İbâdet Allah'a kulluğun ifadesidir nişanesidir. Ona kul olmak ve bu kulluğun gereğini yerine getirmek insana şeref kazandıracağı gibi başka bir varlığa kul olunamayacağının Allah rızasının her rızanın üzerinde tutulacağının da ilanıdır.
Her kul Rabbini bilmek ona ibâdet ve tâatte bulunmak hayat akışını onun rızasına göre sürdürmek hatalar işleyince ona sığınmak yardıma muhtaç olduğunda ondan yardım dilemek onun emir ve yasaklarına uyarak iki cihan huzur ve saâdetine ermek için gayret etmek ve yaratılış gayesinin ona ibâdet ona kulluk olduğunu idrak etmek zorundadır.

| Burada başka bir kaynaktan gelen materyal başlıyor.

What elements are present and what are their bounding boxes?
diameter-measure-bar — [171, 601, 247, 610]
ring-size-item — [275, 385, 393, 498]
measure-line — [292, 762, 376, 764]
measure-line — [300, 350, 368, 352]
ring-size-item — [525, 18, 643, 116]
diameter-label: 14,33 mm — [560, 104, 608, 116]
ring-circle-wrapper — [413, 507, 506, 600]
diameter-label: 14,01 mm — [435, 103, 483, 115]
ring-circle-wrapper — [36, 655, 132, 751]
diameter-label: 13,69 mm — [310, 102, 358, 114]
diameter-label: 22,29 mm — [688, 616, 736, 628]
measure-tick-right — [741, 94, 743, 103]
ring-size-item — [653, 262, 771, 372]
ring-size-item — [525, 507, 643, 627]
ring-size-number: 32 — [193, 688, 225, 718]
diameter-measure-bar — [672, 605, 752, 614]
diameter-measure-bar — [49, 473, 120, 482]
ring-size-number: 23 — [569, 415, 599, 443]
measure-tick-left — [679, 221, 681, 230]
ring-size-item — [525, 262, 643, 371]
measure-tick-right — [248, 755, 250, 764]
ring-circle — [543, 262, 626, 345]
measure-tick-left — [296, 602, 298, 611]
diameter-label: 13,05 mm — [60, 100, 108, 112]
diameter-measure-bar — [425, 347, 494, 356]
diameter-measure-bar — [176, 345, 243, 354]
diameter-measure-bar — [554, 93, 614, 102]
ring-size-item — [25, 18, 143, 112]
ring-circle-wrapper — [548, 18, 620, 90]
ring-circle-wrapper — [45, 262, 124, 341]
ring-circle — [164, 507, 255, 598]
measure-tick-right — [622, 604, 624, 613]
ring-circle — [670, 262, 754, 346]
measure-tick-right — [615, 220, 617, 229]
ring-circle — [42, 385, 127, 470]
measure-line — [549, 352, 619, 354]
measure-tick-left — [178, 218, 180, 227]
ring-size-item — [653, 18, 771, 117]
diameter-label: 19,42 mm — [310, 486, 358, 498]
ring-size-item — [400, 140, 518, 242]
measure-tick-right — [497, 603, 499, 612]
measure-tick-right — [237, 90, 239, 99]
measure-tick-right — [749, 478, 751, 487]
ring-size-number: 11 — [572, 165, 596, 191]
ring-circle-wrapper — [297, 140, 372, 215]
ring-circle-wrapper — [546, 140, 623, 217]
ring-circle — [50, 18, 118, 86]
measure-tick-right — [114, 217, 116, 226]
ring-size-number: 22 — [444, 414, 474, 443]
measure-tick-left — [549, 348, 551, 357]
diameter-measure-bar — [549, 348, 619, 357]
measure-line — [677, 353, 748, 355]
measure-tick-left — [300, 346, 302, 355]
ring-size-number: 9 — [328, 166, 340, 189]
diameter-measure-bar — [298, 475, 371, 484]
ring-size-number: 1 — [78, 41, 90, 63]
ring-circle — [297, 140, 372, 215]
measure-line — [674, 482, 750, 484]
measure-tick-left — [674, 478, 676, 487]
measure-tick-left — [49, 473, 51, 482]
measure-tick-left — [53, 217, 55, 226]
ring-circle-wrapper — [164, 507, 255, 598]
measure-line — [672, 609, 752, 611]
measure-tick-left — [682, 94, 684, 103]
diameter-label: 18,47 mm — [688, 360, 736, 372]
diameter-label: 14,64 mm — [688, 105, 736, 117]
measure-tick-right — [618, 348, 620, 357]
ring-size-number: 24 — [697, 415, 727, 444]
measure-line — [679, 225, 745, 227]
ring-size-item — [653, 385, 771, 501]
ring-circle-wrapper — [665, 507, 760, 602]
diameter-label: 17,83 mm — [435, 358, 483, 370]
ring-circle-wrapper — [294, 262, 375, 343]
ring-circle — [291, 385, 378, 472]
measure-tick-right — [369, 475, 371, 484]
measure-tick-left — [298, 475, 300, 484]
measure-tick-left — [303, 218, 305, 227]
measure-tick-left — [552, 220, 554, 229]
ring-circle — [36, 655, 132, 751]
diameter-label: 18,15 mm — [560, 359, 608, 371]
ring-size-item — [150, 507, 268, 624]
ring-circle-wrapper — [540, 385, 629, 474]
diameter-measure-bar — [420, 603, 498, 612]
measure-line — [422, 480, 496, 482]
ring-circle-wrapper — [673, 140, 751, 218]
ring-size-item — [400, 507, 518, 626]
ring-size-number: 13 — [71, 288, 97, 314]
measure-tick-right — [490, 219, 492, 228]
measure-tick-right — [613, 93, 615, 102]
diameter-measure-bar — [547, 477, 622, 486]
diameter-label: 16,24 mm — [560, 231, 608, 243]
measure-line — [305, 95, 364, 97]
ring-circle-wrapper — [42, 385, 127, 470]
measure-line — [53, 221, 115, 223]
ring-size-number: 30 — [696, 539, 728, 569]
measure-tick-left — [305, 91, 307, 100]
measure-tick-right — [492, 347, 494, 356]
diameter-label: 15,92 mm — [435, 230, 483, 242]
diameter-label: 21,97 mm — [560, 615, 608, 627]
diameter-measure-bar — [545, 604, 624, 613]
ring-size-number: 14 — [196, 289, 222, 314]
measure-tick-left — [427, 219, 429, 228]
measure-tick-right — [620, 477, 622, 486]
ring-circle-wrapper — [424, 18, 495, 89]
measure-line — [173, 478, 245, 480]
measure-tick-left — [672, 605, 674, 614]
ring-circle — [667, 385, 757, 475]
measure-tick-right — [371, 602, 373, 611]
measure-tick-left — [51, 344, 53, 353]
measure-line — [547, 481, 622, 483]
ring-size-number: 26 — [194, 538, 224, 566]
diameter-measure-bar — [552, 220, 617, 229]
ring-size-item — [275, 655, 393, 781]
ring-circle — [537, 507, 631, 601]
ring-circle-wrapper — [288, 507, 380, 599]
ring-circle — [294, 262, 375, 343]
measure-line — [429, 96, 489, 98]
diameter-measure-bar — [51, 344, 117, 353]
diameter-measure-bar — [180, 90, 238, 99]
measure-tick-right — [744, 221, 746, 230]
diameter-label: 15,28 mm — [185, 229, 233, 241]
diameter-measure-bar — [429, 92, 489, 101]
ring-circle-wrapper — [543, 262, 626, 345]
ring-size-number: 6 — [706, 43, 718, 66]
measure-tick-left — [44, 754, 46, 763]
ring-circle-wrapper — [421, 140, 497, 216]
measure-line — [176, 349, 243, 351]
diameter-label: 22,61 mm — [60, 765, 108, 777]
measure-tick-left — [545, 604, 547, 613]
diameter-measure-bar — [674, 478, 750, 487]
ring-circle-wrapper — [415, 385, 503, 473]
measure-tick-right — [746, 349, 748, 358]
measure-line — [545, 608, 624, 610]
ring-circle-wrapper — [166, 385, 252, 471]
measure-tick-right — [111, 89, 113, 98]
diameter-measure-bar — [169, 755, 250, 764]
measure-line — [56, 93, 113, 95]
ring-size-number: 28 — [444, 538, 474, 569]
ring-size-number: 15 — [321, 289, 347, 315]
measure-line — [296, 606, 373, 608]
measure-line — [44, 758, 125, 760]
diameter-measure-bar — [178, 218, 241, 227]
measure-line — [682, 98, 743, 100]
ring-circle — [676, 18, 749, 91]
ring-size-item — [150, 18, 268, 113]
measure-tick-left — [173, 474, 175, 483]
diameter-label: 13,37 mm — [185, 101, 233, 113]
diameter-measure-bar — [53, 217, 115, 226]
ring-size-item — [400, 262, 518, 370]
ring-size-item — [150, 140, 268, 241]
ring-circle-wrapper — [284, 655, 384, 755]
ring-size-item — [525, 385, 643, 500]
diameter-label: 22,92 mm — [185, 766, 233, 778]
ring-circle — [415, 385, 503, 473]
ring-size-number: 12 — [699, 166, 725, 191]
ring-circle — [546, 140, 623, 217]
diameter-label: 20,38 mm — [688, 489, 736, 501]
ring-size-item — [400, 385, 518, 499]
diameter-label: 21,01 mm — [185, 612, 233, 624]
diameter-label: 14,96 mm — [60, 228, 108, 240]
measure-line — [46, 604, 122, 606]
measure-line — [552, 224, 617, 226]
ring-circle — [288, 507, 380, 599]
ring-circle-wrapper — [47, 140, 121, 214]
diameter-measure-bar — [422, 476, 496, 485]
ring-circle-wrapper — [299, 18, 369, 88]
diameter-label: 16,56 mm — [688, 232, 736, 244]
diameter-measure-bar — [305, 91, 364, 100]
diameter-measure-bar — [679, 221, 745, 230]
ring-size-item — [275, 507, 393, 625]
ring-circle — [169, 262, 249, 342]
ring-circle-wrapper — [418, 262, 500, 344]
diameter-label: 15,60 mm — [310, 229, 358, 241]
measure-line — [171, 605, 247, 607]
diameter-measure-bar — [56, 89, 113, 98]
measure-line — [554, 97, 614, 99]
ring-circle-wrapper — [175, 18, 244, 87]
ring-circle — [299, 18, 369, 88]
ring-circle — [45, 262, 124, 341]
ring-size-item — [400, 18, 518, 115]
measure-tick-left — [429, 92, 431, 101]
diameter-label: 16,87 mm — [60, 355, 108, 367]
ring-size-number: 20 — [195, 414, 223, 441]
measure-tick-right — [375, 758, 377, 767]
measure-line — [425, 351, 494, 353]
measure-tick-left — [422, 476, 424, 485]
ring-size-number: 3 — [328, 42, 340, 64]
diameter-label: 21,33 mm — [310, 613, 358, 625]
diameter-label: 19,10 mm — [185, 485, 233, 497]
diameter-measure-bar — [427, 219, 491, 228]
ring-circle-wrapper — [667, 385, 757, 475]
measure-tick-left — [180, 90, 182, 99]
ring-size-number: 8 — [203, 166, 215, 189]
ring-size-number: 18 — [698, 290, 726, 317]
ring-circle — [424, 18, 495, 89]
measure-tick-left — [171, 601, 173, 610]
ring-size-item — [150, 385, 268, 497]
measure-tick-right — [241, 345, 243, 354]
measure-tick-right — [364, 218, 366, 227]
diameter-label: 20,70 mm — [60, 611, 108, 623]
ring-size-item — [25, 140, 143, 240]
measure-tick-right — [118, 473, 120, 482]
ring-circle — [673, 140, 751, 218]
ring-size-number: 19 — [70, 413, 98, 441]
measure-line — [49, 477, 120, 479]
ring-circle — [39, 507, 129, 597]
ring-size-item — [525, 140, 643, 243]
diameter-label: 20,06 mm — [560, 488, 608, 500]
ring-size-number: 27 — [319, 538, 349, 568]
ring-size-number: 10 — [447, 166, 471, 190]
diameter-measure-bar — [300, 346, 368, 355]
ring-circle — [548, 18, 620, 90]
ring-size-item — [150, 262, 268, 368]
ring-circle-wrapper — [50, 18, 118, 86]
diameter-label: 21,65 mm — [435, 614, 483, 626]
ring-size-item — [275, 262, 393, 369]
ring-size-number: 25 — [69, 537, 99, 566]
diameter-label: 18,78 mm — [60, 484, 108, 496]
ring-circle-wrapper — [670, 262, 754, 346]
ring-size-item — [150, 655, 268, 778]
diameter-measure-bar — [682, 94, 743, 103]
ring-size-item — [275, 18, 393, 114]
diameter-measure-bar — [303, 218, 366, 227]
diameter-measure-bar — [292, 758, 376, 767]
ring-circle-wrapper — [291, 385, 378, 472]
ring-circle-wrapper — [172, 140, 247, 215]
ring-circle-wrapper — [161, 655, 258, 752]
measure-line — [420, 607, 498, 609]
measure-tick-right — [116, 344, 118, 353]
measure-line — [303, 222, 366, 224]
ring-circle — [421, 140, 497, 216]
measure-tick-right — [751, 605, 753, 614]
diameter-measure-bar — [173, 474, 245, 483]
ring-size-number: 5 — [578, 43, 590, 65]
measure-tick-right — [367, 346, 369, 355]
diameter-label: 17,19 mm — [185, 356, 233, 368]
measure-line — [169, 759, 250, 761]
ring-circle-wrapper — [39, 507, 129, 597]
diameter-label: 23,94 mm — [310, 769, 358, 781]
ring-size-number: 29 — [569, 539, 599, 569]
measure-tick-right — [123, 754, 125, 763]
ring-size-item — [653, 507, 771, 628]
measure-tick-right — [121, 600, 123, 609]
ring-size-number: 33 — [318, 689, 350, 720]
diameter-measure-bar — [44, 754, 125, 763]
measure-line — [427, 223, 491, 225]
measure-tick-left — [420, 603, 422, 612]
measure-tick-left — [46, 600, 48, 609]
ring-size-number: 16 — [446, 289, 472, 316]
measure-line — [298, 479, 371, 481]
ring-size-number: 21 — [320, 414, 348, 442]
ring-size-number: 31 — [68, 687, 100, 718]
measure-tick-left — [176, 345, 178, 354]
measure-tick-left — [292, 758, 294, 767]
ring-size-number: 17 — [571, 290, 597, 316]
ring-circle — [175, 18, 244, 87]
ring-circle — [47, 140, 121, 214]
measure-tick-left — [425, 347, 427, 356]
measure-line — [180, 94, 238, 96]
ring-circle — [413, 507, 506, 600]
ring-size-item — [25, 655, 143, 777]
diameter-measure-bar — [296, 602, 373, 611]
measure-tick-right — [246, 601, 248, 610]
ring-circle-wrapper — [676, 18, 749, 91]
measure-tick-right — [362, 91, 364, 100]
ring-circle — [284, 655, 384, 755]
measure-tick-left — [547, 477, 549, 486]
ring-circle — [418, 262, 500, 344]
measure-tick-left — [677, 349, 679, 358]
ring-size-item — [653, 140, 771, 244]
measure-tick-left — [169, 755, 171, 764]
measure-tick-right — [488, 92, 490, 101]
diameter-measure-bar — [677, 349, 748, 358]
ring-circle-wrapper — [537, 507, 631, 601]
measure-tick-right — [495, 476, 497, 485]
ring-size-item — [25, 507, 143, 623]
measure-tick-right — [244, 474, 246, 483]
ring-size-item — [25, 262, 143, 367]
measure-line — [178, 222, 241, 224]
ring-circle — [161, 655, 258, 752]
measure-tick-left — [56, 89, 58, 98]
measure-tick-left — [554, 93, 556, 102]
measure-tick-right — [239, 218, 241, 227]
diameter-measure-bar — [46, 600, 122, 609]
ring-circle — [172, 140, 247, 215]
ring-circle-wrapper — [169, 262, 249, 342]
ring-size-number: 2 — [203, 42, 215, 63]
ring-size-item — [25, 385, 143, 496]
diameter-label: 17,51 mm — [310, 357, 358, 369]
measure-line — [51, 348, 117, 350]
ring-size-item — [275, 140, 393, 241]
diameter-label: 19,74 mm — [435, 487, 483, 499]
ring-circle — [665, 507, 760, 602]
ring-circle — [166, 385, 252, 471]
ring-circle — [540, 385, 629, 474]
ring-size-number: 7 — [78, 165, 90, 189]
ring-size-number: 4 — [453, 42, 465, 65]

Namazın kıymetini vurgulamak için dillerde dolaşan bir cümle vardır: "Namaz mü'minin miracıdır." Bu güzel bir ifadedir. O mü'mine günde beş kere Rabbinin huzuruna durma kalbini manevî hazla doldurma ve gönlünü berraklığa ulaştırma imkânı verir.
Bir insanın hayatını devam ettirmek için nasıl sindireceği gıdaya ihtiyacı varsa manevî hayatını devam ettirmek için de gönlünün sindireceği ulvî gıdaya ihtiyacı vardır. Bu çeşit gıda hem besleyici hem de arındırıcıdır.